Delta also will add first-class sections to Song's current fleet of 48 757-200s, making the product more attractive to higher-yield business travelers who can use status and miles to upgrade to the front of the cabin, something they cannot do with Song's current one-class configuration.
Song will continue to fly as a separate brand and customers will be able to book flights until May 2006. The aircraft then will be scheduled on "high-demand routes" during the transition, replacing widebodies being transferred to international service. The Song product initially will be offered on all of Delta's transcontinental flights from fall 2006 and eventually will be expanded to include all routes of more than 1,750 mi.
Song was launched in April 2003 primarily to recapture East Coast leisure traffic lost to JetBlue. It was expanded to transcon markets in the face of low-fare expansion into the New York-West Coast markets in 2003-04 but was kept away from Delta's hubs, likely out of concern that yields would be diluted. Ironically, that meant low-yield leisure travelers arguably were enjoying a better inflight product, for less money, than high-value business customers.
"As part of our [Chapter 11] restructuring, we have the opportunity to deploy Song aircraft seasonally to more profitable flying--including our hubs--and to further simplify our operations while expanding the great travel experience on Song to more Delta customers," Delta COO Jim Whitehurst stated.

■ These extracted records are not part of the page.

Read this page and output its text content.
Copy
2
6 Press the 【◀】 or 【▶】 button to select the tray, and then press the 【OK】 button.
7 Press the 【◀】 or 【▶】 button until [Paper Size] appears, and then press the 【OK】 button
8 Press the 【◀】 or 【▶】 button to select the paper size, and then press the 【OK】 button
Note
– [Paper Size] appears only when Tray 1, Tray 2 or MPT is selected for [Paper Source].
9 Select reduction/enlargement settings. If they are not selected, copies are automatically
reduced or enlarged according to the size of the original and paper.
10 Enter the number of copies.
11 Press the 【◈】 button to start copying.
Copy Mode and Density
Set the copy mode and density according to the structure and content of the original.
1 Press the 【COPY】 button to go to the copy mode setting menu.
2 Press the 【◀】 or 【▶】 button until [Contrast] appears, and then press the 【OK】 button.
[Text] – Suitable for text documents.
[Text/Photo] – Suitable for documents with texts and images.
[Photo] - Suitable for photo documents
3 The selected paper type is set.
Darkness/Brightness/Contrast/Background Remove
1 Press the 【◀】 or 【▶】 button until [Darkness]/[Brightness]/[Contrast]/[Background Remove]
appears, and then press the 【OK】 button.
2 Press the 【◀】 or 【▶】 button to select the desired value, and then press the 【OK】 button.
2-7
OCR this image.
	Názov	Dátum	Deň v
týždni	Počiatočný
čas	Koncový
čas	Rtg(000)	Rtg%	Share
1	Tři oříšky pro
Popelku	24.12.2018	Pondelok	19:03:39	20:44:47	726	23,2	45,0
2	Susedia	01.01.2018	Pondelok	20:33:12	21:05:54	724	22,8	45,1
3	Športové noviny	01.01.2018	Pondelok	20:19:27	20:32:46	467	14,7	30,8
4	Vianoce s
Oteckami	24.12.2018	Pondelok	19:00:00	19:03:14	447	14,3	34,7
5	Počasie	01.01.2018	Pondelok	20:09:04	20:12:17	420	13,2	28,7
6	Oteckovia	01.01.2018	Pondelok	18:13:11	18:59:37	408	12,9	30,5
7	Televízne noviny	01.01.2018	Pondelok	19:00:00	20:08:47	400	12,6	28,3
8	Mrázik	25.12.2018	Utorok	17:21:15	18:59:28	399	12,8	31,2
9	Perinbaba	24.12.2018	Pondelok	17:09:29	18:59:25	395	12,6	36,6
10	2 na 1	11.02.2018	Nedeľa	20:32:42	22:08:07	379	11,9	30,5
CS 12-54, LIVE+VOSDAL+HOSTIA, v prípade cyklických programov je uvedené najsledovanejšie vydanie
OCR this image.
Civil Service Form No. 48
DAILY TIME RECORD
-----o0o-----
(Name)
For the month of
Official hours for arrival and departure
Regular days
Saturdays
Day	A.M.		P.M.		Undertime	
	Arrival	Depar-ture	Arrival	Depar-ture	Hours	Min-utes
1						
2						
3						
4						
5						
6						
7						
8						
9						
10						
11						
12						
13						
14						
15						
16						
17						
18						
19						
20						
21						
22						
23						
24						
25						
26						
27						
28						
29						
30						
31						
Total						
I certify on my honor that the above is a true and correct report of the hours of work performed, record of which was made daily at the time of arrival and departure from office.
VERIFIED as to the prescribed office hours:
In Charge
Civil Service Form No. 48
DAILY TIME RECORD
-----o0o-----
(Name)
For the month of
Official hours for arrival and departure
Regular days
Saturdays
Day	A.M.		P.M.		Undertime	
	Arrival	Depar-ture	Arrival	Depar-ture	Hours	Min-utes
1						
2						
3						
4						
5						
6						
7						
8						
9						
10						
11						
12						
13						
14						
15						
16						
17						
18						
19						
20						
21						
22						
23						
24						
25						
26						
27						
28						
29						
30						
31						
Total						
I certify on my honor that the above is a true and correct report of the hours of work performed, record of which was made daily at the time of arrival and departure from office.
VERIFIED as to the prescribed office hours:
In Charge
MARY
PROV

JP Morgan analyst Jamie Baker viewed the step as a positive for Delta and a negative for JetBlue. In a report released Friday, he suggested Song will siphon "higher-yield demand from the competition." Legacy competitors also will lose out, he argued: "Passengers prefer live television and listening to 80s Classics over paying $1 for a bag of trail mix [Northwest] or having their pillow taken away [American]. Longer-term, legacies and LCCs alike will be increasingly disadvantaged."